Page 112 - Michael Frost-Voyages to Maturity-23531.indd
P. 112
But we were also there to learn our craft, brought home to us by the immediate
need to get some rowing experience. For that tuition the school was equipped
with a few gigs (often called Captains’ Gigs, as the Captains’ transportation was
their primary task in the days of sail) but which now are for more mundane use,
including learning how to row. This ‘skill’, rapidly learned, was familiar to me,
as those same boats were used to train all cadets. But it was not exercise that I
enjoyed, for it was hard, created blisters, and was far less efficient than using a
motor boat. But rowing was on the curriculum!

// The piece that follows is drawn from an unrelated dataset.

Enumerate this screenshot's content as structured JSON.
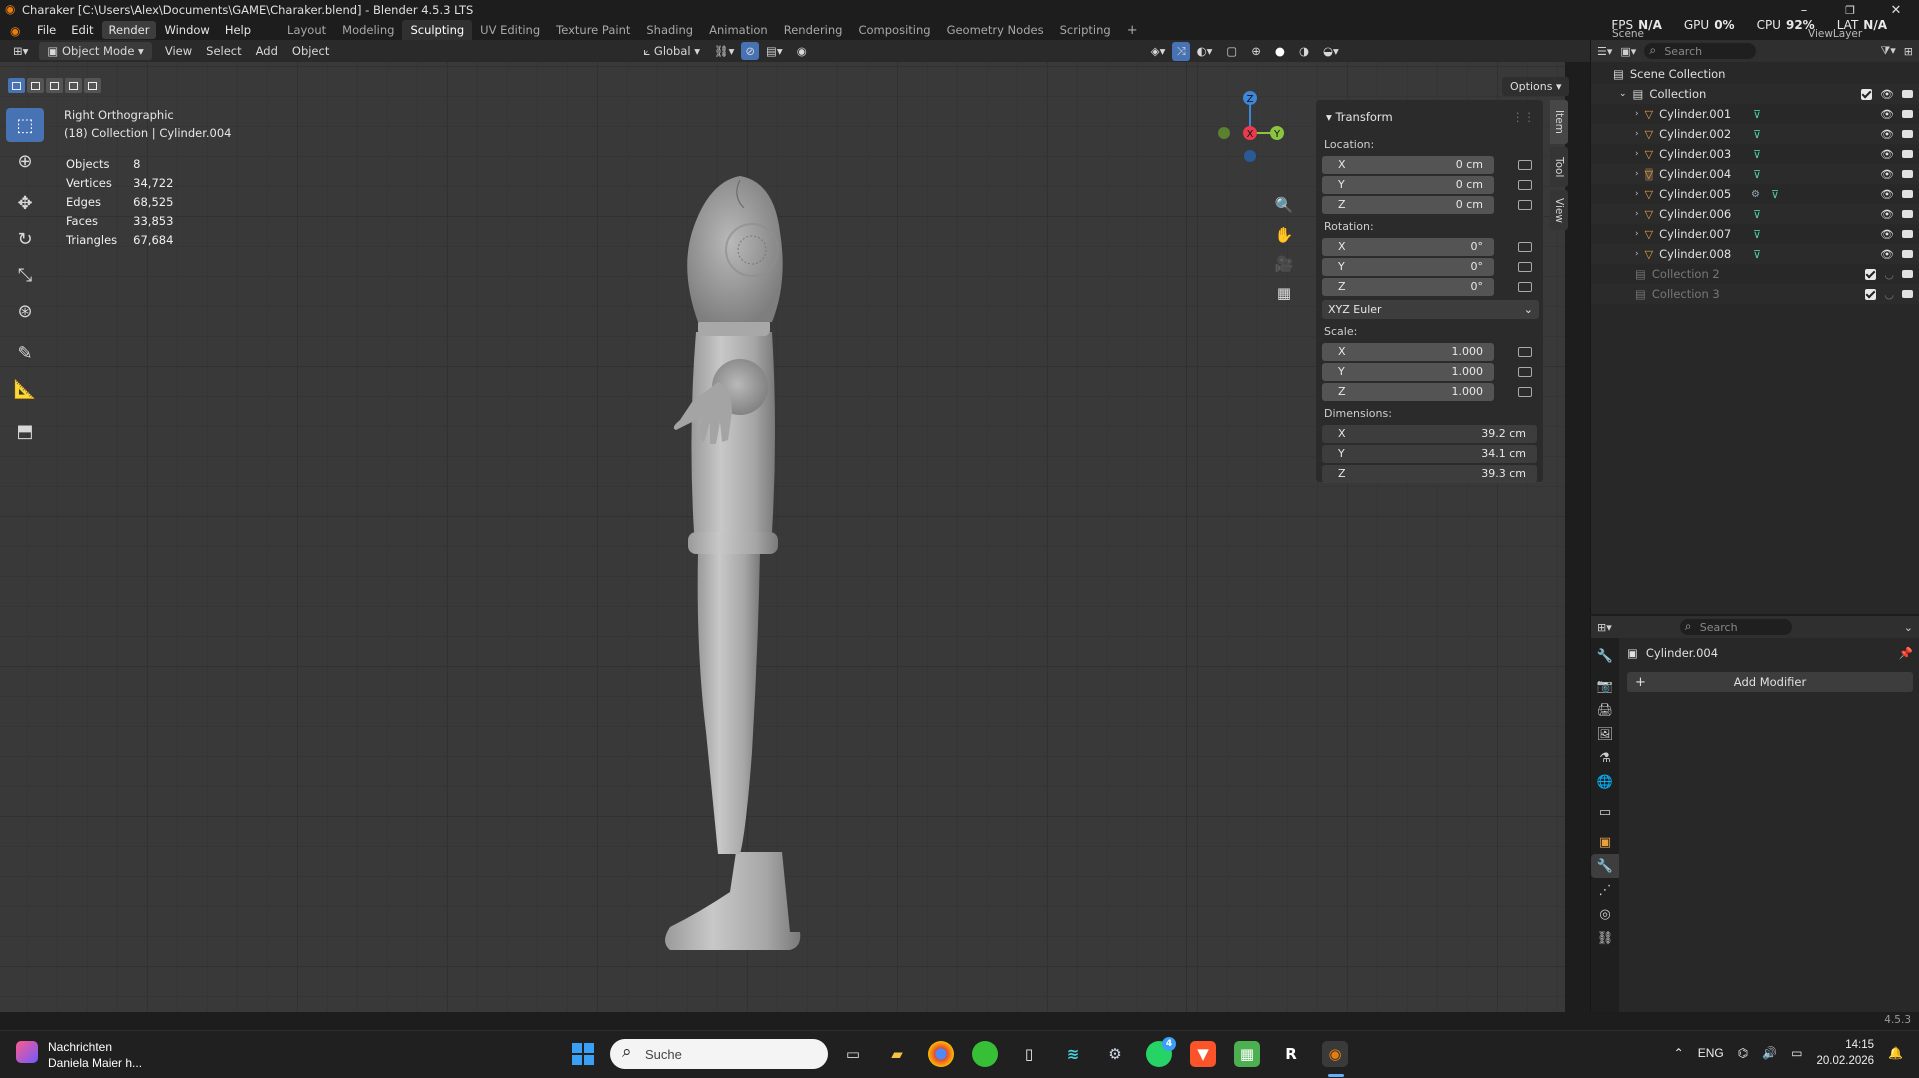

The first rowing exercise was therefore something of a ‘trial to be borne’. Our
task (eight rowers could be accommodated) was to row across the Solent up
to, and under the lee of, tankers berthed at Fawley oil terminal, one of Britain’s
biggest oil ports and sited opposite Warsash. On the very day that we rowed over,
under Nelson’s command, berthed in a conspicuous place was Manhattan, a
virtually new behemoth of a tanker that shortly thereafter achieved fame by being,
because of its special elongated bow, the first, and indeed only, tanker to brave
the Northwest passage from the US east coast to Prudhoe Bay, Alaska, bringing
back from that there one token barrel of crude oil. (The vessel was at that time at
105,000 tons perhaps the world’s largest tanker, but that was a record not to last;
Ardshiel, by no means the world’s largest in 1974, weighed in at 214,085 tons).
To a degree it seems strange how world economic, climatic and political
changes have affected the whole world oil supply, particularly in the Arctic.
Oil no longer needs to be taken from Alaska eastwards (a topic that I will later
address), that passage being almost ice-free, future ice-breakers will likely be
submarine rather than surface vessels, and in 1969 political disagreements
between Canada, Russia (soon to be a much-reduced political force) and
the US caused Canadian Prime Minister Trudeau to assert Canadian Arctic
sovereignty, apparently successfully.
Back in the classroom, we settled down to lectures, which I had begun to enjoy.
Other activities included a quiz, a debate on a Chunnel or a Bridge (I seconded
advocating the Tunnel with a brilliant argument, but which failed to carry the
day), and attending a long and fascinating economics talk by a lecturer from the
London School of Economics, coincidentally at the time that Mick Jagger was
attending that august institution. (Many adults then considered such reprobates
to have IQ’s too low to be measured, but Jagger had qualifications very similar to
my brother’s, who could have got into any University. Again, in my mind, a class
reaction – Jagger’s lack of ‘proper diction’ and louche appearance condemned
him to, well, condemnation.)
I was very happy at this time to receive from Carole a long and quite
affectionate, but rather anodyne, letter, though I was not at all sure that it was
generated by my urbane wit or by the fact that she had gone off someone else.